Hydatid disease of the bone is very rare and constitutes 1–5.4% of all of the cases which can mimic a soft tissue tumor [6]. Surgical intervention along with anti-helminthic chemotherapy is the therapeutic treatment of choice [5]. Chemotherapy using mebendazole or albendazole as only treatment is not adequate in most cases. However, it can be used as neoadjuvant therapy to shrink the cyst load before surgery and/or as adjuvant therapy to decrease the recurrence risk [5]. Radiotherapy is also an efficacious adjunct to the surgery, particularly in those with contraindications to medical treatment [7]. Chari PR reported a similar case of hydatid bone disease of the scapula with involvement of the upper-third of the ipsilateral humerus [8]. The patient was advised fore-quarter amputation but refused for the same and was surgically managed with a two-staged limb salvage procedure. In the first stage, en bloc excision of the scapula, upper half of humerus, and lateral end of clavicle were done. In the second stage, proximal humerus was reconstructed with the upper three-fourths of the fibula. The patient regained 30–40° active painless movements of the shoulder and reasonable stability with no recurrence of the disease. Inayat et al. reported a case of pelvic bone hydatidosis which was managed with anti-helminthic chemotherapy followed by surgery [9]. The patient was started on oral albendazole for 3 months which showed relative regression of the disease. The patient then underwent en bloc excision of the hydatid cyst with curettage and the gap was filled with bone cement. Ciftdemir et al. reported a case of bone hydatidosis of the femoral shaft which was managed with surgical debridement and excision of the cyst [10]. However, 10 days after discharge, the patient presented with a pathological fracture of the shaft of femur which was treated with a custom made intra-medullary inter-locking nail. To the best of our knowledge, there is no other case in the literature which describes an isolated hydatid bone disease of the scapula. Bone hydatid disease should be considered as a progressive tumor and managed accordingly to obtain the best possible functional outcome. The patient in our case presentation was screened to locate spread to other organs. Once it was confirmed that the disease was confined to the scapula, the patient was planned for total Scapulectomy with scapula-humeral reconstruction.

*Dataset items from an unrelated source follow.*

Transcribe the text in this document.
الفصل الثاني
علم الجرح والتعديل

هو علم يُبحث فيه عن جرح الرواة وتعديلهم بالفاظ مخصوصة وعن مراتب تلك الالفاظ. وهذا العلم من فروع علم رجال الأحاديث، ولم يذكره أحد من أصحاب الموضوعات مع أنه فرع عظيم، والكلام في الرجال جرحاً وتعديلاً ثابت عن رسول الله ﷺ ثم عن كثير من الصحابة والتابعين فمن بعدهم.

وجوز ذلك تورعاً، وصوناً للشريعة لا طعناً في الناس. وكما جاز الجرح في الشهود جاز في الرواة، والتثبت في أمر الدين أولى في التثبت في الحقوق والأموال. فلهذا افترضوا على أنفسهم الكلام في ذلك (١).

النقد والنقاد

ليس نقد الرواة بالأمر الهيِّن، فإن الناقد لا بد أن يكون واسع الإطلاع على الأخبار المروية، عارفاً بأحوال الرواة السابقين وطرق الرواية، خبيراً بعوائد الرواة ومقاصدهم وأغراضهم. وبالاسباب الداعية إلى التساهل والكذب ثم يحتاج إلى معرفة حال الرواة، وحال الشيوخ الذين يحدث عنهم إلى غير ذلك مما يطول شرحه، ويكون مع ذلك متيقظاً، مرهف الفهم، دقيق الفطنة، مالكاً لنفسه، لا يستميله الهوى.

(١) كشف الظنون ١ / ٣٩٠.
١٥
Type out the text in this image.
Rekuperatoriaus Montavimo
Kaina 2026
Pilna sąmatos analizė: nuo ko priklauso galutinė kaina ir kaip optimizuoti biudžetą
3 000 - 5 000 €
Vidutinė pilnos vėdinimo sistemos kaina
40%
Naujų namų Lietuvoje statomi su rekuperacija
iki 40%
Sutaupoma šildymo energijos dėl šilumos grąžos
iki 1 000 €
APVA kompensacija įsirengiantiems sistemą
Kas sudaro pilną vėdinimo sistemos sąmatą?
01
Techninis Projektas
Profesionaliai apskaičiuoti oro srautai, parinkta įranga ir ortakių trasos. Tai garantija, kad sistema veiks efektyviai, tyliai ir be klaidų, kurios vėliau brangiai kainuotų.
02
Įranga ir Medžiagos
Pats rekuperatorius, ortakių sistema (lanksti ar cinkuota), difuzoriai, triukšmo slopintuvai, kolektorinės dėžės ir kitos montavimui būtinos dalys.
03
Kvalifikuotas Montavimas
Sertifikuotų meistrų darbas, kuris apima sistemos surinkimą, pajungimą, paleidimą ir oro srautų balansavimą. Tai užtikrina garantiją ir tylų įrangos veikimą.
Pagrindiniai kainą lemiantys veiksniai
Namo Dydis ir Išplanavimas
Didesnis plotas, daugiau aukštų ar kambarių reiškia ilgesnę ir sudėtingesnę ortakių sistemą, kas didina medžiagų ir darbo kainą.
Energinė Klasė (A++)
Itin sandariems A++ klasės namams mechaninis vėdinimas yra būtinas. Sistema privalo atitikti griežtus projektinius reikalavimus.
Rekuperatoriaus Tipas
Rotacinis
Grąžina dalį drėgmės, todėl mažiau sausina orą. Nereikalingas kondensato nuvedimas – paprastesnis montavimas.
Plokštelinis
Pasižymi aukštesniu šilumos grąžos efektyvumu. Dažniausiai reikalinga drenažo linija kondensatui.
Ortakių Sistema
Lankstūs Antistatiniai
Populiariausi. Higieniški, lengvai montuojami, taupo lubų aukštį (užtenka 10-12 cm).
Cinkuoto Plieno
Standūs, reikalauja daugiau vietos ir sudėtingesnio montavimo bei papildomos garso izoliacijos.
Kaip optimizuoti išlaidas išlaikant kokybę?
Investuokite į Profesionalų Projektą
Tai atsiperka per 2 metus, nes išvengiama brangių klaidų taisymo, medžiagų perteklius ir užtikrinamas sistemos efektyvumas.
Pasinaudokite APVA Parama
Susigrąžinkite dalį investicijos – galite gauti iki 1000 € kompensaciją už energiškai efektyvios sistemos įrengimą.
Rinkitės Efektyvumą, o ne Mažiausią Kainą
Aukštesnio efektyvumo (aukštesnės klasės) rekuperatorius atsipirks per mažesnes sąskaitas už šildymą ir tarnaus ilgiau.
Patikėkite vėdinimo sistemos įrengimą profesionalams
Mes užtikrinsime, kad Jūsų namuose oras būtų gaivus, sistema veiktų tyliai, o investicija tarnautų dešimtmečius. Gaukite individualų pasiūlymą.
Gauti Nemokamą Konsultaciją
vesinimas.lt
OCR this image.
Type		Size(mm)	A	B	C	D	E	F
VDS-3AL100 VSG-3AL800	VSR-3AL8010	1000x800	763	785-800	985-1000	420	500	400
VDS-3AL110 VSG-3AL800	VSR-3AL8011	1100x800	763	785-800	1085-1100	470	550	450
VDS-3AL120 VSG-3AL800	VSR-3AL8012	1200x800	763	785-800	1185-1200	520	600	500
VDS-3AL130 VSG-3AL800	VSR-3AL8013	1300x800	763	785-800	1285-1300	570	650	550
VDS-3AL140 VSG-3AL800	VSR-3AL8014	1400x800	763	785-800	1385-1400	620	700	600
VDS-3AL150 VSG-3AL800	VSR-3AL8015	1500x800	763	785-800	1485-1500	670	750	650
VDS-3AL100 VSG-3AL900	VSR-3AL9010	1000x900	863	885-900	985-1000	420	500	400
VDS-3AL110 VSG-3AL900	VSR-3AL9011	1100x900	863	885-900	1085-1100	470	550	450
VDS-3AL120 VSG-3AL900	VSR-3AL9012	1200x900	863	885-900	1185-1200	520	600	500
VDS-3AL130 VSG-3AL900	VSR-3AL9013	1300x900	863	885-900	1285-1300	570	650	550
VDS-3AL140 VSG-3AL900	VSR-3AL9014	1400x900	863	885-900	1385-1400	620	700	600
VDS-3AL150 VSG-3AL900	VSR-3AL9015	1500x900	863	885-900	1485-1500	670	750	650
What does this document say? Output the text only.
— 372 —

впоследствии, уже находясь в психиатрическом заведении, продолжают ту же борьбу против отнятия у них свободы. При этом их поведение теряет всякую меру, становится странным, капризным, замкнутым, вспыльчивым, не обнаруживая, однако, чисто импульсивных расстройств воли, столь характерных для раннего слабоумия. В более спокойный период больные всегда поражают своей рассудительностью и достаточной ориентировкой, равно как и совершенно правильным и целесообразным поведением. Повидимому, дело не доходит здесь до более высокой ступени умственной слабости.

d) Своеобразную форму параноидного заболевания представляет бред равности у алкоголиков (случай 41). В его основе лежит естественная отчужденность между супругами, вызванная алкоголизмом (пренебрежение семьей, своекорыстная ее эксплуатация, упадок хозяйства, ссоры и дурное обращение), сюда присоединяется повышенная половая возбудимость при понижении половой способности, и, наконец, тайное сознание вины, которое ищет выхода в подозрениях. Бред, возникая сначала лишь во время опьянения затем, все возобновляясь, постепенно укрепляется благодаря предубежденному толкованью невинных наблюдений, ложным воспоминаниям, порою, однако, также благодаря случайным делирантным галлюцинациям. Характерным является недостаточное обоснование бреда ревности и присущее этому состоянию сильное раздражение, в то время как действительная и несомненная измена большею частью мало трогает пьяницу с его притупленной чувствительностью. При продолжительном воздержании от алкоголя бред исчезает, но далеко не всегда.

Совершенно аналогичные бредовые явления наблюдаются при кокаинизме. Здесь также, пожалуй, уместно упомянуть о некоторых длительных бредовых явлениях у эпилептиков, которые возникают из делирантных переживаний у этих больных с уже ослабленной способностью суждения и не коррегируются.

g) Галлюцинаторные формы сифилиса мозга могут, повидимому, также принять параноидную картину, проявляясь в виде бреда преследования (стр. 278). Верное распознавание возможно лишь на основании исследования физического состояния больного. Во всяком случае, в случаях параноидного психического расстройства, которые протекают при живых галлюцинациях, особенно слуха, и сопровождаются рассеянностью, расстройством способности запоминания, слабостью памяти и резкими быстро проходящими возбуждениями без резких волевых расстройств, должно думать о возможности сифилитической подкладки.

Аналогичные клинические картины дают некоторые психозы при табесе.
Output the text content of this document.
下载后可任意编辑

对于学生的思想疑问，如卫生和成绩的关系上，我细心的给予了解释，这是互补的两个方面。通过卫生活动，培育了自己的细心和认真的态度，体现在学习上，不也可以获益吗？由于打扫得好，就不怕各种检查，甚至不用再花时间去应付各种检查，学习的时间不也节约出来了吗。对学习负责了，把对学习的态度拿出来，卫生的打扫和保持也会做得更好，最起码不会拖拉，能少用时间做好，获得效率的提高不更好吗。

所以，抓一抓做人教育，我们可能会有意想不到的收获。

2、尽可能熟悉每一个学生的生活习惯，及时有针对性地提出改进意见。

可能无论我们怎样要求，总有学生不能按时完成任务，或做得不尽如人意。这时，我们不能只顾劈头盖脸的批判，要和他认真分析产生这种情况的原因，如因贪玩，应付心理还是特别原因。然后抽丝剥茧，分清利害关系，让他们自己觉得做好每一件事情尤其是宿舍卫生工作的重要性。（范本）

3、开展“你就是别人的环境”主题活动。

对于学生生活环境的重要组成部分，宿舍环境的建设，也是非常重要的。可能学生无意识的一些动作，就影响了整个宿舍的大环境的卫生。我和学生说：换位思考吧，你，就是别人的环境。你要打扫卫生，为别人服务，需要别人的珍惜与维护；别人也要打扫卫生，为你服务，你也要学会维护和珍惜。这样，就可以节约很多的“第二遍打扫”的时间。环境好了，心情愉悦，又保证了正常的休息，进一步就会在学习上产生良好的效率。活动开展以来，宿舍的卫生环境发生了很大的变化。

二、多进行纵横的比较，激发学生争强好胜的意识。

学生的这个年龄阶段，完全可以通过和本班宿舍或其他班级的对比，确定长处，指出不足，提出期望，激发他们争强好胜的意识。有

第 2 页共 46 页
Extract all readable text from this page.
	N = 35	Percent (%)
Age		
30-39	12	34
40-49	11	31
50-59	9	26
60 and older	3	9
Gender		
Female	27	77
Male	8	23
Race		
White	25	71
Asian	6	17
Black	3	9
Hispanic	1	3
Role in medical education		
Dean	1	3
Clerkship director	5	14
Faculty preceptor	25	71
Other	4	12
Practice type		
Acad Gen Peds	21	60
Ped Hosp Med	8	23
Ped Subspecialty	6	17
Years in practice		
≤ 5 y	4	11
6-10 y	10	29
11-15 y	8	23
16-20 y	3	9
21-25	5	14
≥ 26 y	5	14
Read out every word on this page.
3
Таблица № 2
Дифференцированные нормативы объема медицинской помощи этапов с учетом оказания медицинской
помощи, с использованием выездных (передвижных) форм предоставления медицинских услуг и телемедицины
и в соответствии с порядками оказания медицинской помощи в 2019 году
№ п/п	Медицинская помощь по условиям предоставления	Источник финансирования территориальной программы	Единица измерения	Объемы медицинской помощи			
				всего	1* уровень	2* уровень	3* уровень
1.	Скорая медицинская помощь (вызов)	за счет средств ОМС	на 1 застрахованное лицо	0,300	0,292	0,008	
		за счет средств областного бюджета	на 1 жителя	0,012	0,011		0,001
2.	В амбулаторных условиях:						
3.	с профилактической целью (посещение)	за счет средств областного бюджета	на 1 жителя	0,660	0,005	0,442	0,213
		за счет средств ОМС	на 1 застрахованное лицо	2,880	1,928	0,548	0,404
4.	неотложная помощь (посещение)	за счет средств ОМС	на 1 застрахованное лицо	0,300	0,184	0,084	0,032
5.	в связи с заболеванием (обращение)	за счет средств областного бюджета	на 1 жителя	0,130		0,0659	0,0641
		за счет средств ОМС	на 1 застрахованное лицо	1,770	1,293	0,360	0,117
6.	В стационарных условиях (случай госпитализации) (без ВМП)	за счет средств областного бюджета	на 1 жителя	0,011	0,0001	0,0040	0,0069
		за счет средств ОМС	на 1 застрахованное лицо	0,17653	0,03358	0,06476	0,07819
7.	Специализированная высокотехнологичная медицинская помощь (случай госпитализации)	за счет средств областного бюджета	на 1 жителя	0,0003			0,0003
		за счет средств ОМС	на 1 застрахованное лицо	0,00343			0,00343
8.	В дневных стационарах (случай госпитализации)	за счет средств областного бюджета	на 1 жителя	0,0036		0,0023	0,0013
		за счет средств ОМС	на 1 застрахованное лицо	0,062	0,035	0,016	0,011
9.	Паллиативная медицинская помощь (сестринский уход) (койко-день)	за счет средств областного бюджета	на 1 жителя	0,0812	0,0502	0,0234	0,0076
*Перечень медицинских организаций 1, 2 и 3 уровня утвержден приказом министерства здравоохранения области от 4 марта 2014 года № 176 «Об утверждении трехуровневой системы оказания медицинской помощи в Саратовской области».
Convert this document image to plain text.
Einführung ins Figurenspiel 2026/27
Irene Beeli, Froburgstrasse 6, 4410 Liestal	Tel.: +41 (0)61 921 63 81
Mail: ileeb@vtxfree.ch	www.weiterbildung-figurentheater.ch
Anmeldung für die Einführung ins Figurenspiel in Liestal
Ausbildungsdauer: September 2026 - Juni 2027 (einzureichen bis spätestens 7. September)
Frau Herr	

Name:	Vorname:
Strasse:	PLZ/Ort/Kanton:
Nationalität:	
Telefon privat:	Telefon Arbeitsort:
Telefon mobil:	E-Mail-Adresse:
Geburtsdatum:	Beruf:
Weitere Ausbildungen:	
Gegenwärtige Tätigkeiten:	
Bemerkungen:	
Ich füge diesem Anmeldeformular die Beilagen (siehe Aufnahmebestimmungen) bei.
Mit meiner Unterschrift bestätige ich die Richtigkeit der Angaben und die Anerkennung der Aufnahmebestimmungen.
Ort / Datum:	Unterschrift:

Hydatid infestation of bone has an inconsistent clinical picture which makes diagnosing this rare disease even more difficult. It may even lead to incorrectly diagnosing the disease as other infective pathologies and neoplasia. A high suspicion for hydatid infestation in bone pathologies could help in diagnosing the disease at the earliest. The fundamental step to successfully managing the disease is prompt recognition of the nature of the lesion and an early recourse to surgery.
Primary hydatid disease of the bone is a rare entity that is often misdiagnosed during the preliminary assessment (clinical and radiological) due to its non-specific characteristics. It is consequential to remember this entity in the differential diagnosis when evaluating bony pathologies.